For details on how societies were matched to languages, please see Kirby et al. (2016).

Environmental data

We sampled environmental variables at the localities reported for each society in each dataset, with some adjustments to geographic coordinates as outlined in Kirby et al. (2016).

Climate

For each society, we computed the mean, variance, and predictability of the entire annual cycles of precipitation and temperature based on monthly global maps (0.5 by 0.5 degree cells) obtained from the Baseline Historical (1900-1949), CCSM ecoClimate model (Lima-Ribeiro,M. et al. 2015). Predictability was measured via Colwell’s (1974) Constancy, Contingency and Predictability indexes. These indexes capture the extent to which yearly cycles vary among years in terms of onset, intensity and duration, ranging from 0 (completely unpredictable) to 1 (fully predictable). We include constancy (the extent to which a variable can be predicted because it tends to stay fairly constant) and contingency (the extent to which predictions are possible because environmental cycles are highly repeatable) in order to allow interested users to explore the potentially different impacts of these two types of predictability. Because the cultural data for the vast majority of societies in D-PLACE was collected between 1901 and 1950, we sampled climatic variables at each locality for this particular time period.

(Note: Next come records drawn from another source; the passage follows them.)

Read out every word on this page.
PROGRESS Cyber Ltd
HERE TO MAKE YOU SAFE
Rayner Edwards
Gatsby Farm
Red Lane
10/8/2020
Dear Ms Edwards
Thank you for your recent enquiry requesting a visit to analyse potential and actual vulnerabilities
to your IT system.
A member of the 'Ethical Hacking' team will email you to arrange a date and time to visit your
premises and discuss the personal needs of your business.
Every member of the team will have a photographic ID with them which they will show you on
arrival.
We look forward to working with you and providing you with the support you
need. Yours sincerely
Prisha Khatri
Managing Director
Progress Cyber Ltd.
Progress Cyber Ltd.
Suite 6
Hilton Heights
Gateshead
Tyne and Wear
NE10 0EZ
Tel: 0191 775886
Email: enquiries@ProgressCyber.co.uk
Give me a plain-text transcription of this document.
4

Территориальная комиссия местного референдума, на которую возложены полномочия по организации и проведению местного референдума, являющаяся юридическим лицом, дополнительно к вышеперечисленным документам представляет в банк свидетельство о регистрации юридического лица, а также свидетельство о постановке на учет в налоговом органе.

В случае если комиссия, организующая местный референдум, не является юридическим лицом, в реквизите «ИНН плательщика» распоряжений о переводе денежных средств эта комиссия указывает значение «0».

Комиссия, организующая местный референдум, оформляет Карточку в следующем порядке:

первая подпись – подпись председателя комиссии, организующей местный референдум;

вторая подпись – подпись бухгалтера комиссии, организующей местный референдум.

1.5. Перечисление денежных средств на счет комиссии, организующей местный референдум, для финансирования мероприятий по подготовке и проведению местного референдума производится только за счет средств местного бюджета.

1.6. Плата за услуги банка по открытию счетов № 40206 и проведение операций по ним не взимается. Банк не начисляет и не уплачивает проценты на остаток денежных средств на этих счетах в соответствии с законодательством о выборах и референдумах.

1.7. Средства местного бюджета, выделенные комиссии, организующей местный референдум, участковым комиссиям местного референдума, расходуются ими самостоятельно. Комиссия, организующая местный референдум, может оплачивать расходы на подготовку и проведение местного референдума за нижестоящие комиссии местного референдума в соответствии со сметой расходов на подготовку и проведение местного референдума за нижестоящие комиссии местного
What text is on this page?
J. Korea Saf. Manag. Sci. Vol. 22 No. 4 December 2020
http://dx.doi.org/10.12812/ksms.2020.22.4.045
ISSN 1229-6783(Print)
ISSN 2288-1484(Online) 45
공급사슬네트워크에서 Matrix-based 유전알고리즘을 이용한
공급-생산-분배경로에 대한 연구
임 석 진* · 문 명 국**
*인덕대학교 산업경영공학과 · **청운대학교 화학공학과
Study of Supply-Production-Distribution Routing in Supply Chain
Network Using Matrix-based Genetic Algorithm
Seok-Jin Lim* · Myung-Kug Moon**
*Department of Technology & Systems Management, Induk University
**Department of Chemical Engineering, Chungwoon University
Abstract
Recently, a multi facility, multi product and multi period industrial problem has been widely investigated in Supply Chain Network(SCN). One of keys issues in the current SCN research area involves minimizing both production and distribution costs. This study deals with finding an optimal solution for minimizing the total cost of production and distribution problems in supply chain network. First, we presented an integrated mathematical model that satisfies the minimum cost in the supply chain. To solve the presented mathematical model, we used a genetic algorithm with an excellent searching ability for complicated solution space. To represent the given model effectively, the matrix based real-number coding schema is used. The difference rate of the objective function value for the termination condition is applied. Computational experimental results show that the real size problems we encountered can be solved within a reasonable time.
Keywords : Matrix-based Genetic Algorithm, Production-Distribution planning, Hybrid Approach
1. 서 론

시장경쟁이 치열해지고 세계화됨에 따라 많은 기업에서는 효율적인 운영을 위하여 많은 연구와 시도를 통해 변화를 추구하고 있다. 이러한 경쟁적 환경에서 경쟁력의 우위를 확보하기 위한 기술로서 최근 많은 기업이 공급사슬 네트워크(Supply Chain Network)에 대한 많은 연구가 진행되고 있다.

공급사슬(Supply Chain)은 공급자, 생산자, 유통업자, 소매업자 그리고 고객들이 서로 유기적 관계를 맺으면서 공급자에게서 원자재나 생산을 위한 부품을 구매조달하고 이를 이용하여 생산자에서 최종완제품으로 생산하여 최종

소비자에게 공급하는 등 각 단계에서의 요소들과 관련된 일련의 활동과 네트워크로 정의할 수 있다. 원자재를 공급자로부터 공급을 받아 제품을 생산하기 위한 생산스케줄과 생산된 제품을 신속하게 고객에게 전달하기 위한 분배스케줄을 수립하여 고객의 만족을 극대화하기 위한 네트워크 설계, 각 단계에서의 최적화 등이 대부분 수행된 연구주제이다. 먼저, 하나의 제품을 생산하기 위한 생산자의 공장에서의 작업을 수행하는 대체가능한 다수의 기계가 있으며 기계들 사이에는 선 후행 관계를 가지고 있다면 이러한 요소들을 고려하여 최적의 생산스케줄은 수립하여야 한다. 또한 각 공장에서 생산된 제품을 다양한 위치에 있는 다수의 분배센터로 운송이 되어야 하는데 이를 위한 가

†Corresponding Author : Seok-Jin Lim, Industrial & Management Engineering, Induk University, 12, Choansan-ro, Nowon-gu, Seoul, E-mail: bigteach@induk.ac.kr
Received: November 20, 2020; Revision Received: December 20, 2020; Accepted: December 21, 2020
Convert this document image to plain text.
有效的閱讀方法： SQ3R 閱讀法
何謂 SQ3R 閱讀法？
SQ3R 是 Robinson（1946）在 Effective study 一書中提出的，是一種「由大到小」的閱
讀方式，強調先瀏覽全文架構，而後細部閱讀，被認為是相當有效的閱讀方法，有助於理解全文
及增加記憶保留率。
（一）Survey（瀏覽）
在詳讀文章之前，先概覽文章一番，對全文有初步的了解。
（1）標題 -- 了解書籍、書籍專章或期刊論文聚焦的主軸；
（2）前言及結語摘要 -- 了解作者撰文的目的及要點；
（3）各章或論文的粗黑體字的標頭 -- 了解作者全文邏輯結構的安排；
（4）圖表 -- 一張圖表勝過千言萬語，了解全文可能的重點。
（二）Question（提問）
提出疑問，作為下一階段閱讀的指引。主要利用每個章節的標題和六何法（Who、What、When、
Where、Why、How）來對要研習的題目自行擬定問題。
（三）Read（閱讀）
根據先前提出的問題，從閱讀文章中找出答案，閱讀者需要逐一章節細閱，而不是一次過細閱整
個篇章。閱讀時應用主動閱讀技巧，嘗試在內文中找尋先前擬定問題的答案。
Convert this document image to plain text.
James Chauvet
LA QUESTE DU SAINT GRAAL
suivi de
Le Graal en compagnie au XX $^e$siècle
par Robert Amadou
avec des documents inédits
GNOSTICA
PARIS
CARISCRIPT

Productivity and biodiversity

Ecoregion and biome locations of each society were obtained from Olson et al. (2001). Monthly net primary production data were obtained from the MODIS dataset (Running et al. 1999, Data range: 2000-2016). From these data we computed the annual mean, variance predictability, constancy and contingency of net primary productivity at each sampled locality. Estimates of the number of species at each site were obtained for birds, mammals, and amphibians from Jenkins et al. (2013) and for vascular plants from Kreft and Jetz (2007).

Physical environment

We also include estimates of distance from a coast, elevation, and slope for all societies, with topographical data provided by the Global Multi-resolution Terrain Elevation Data of the U.S. Geological Survey.